Yemekler de oldukça güzeldi Hindistan’da. Favorim vejetaryen büryani oldu. İçinde ne var sormayın bilmiyorum ama güzeldi. Bir de chana masala (chickpea)  isminde baharatlı nohut yemeği vardı oldukça lezzetliydi. Eminim daha bir sürü lezzeti vardır. Yediğim yemek yanında mekan da benim için önemli olduğundan bazı yerlerde yerken zorlandım acıkası. Koşturmacalı bir gezi de olmadı. Her şehirde bir ya da birkaç nokta belirlenmişti ve ona göre geziyorduk. Bilen birileriyle gezmenin konforunu yaşadık ayrıca. Daha evvel giden arkadaşlardan bilgilendirici bir sürü bilgi alıyorduk gezi esnasında. Gerçi kafam her defasında karışıyordu tanrılar konusunda. Bu konuya bir süre çalışmam gerekecek. Tanrıların bir soyacağını görmem lazım önce. Sağolsun arkadaş Hindu dinindeki mitolojiye çok hakim ve tapınaklarda hep bilgi verdi bize. Aklında ne kaldı diye sormayın Vişnu, Şiva, Brahma ana tanrılarının yanında Şiva’yla Parvati’nin oğlu Ganeşa kaldı. Her biri evrende bir konuda görevli bu tanrıların. Uzmanlaşma var bir nevi. Bir de her tanrının aracı olarak kullandığı bir hayvan var. Hindu dinindeki her olguyu, İslamiyetteki ortalama karşılığı nedir diyerek ancak kafamda oturtabiliyordum. Her yer tapınak. Hindu dini baskın din olmuş Hindistan’da. Genel gözlemim insanlar, çok inançlı. Bu rada meditasyonumuzu da yapıp aydınlanmamızı aldık çok şükür.
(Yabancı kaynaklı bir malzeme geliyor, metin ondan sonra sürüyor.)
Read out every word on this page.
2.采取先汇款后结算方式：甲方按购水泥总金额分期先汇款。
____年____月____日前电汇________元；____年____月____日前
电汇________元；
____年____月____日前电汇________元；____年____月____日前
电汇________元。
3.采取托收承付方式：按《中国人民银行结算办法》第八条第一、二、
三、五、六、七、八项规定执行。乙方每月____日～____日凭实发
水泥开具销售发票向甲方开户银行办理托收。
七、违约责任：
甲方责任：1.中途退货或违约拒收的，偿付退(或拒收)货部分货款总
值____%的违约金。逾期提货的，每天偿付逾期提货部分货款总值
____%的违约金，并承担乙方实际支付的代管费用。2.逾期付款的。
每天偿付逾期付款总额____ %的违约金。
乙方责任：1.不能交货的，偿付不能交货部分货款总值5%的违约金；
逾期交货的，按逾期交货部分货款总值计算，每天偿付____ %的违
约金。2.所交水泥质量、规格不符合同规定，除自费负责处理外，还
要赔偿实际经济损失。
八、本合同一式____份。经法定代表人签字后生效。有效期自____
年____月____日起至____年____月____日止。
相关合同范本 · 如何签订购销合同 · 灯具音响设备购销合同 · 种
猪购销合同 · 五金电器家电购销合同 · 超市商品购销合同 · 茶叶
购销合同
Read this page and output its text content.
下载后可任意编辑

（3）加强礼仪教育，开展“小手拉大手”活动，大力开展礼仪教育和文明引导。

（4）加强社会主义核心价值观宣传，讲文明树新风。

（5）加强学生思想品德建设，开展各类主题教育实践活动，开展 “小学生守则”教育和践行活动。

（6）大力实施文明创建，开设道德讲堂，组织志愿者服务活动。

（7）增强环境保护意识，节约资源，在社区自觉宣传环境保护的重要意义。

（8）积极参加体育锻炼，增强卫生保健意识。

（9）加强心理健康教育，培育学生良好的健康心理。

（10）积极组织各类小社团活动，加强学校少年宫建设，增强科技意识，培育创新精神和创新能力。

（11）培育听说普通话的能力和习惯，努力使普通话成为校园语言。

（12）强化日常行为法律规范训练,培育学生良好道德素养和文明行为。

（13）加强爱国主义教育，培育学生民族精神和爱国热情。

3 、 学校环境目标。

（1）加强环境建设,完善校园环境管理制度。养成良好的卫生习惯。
Hindu kültürüne ve dinine hakim arkadaşımız meditasyon yaptırdı bize. Gerçi ben bedensel olarak bir şey hissedemedim ve tekrar yapacak mıyız bir daha diye çok sordum ama denk düşmedi bir daha. O da ayrı bir deneyim oldu benim için…

Varanasi şehrinde aarti törenine katılıp Hindu hacısı da olduk hamdolsun. Varanasi’yle ilgili okuma yapmıştım gitmeden önce. Özellikle kremasyon’la ilgili. Varanasi, Hindular için kutsal bir şehir, Ganj nehri kıyısında,  bir nevi hac yeri gibi diyebiliriz. Oraya gitmek aarti törenine katılmak, orada yakılmak onlar için çok önemli. Orada yakılınca reenkarne olmayıp ruhun sonsuz özgürlüğe kavuşacağına inanıyorlar. Okumalarımda şehrin dev bir morg gibi olduğu benzetmesi vardı ama ben öyle bir kasvet hissetmedim. Oldukça hareketli ve renkli bir şehir. Hinduların, cenazeleri  ve dinsel ritüelleri de renkli. Gün içinde ganj nehri üzerinde bir salda gezinti yaptık. Öyle yazıldığı gibi kokan bir nehir değil. Ben hiç koku almadım.  Sonra kremasyon yapılan yerlere geldik. Yani ölülerin yakılması. Öyle dibinde değildik ama her şey görüş açımızdaydı. Fotoğraf çekmek pek iyi karşılanmıyor öyle olmasa da çekmek istemezdim. Mahrem kalsın bazı şeyler de. Bir süre seyrettik. Gitmeden önce ne hissederim acaba diye merak ettiğim bir durumdu bu. Öyle çok yoğun olarak şunu hissettim bunu hissettim diyemeyeceğim. Sadece bir süre acayip midem bulandı, içim kalktı. Ölüme farklı bir gözle bakar mıyım acaba diye düşünüyordum gitmeden önce. Ölümle ilgili düşüncelerimde hala bir değişiklik olmadı. Hala ölümden korkuyorum ve eğer ki reenkarne olma durumu varsa ben bir daha dünyaya gelmeyi isterim şahsen ne diyeyim. Bir de gömülmek bana biraz ürkütücü gelmiştir hep. Kremasyon gördükten sonra gömülmek istiyorum arkadaş, karıncalar yesin beni, toprakla birleşeyim diye düşünüyorum şimdi.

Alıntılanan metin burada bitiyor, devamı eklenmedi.